The edges of some of the boulders in the exposure vary as to their degree of rounding. Abrasion through block-to-block contact during downslope movement smoothes some of the rough edges. But it is spheroidal weathering, a combination of physical, chemical, and biologic weathering, that day-in and day-out acts to remove sharp edges and points from larger rock fragments. The perception that this rounding requires long distances of transport does not apply, nor does it require severe climatic conditions to proceed. Spheroidal weathering has been operating since the fragments were first separated from the rock outcrop.
In some small, steep gullies, down-slope movements periodically turned into rapid debris flows which spread out onto the valley floor. Farther to the east, at the McElhatten interchange of U.S. Route 220, debris flows generated a large alluvial fan, with its apex pointed into the water gap of McElhatten Creek. Similar fans emerge from many of the water and wind gaps along the ridges throughout central PA.
Bedrock Source Geology
These rocks, derived from the Tuscarora Formation and its associated Castanea Member, comprise very resistant, quartz-rich sandstone. This rock weathers very slowly and produces fragments ranging from large locks and boulders to fine sand and silt. The Castanea Member, originally named for exposures in this area, is red-brown in color and generates reddish and brownish rock fragments. The Tuscarora Formation weathers to produce white to grey colored rock debris. An excellent artificial exposure of these rock units occurs just upslope from U.S. Route 220 as it goes through the Mill Hall water gap on the northwest-facing side of the ridge. Geologists often bring students there to examine this exposure.
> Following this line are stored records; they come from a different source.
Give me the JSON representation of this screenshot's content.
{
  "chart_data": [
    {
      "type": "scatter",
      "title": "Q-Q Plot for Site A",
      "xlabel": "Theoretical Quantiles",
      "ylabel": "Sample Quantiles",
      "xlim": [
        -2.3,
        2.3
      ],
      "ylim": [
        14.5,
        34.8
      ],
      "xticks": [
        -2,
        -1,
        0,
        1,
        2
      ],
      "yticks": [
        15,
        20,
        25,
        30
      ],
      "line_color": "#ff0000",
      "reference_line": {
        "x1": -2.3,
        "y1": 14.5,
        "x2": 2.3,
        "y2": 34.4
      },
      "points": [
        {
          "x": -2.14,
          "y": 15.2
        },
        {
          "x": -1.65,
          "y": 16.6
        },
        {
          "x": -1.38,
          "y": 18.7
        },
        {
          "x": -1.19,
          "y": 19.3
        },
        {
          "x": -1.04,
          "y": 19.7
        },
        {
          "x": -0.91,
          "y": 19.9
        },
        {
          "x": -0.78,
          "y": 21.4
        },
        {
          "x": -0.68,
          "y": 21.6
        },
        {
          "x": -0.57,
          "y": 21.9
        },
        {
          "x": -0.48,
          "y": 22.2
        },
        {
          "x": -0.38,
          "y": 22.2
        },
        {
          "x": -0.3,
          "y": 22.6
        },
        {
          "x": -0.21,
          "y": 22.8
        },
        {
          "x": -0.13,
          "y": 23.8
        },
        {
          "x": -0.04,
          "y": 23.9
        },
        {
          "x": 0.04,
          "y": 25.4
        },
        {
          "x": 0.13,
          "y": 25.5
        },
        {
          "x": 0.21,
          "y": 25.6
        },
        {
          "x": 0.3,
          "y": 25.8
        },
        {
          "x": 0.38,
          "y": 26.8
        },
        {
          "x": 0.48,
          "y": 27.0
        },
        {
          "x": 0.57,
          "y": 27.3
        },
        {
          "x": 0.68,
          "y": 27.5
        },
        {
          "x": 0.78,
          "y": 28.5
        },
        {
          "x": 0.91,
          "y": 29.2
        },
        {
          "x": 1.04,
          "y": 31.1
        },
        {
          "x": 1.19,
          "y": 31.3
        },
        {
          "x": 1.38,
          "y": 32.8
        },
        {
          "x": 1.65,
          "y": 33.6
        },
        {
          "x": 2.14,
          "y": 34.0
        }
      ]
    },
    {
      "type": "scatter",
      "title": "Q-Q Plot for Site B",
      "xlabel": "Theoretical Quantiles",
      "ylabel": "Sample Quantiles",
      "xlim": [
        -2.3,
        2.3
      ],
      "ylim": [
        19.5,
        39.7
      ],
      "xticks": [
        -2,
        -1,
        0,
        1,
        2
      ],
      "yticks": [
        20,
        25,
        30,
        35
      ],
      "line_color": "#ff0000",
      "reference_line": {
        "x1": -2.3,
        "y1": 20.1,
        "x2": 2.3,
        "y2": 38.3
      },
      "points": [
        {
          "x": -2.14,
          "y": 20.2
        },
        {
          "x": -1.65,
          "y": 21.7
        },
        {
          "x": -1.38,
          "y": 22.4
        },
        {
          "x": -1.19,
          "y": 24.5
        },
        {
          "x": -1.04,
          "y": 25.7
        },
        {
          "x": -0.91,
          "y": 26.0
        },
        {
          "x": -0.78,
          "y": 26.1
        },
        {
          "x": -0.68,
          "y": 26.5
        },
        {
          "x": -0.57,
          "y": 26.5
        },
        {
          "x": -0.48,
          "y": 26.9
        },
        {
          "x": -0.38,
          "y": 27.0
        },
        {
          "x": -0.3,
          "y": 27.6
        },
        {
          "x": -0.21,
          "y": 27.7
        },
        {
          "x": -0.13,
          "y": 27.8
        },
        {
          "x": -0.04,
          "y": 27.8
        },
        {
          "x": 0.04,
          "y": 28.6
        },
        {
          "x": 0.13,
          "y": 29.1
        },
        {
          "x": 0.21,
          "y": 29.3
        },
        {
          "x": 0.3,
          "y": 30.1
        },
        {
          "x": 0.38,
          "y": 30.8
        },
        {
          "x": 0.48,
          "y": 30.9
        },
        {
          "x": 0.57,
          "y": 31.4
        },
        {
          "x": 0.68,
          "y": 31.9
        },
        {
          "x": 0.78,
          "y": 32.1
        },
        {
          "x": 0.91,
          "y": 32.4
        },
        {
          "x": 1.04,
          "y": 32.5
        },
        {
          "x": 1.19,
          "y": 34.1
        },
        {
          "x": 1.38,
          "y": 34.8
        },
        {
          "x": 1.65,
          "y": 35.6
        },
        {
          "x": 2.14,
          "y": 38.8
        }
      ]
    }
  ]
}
Lock Haven's boulder accumulation is not unique. Similar tree-less patches can be seen on the steep north- and northwest-facing slopes of Bald Eagle Mountain and the west-facing slopes of Brush Mountain farther to the southwest. This ridge stretches from Williamsport to Altoona. Rock debris in these felsenmeer derive from the Tuscarora Formation. However, on the slopes facing southeast into Nittany Valley, the rock comprising these blockfields comes from upslope exposures of an older rock unit called the Bald Eagle Formation (see the photos below). Bare patches occur on many other mountain slopes throughout the Appalachians of central PA and these derive from similar, quartz-dominated resistant rock formations.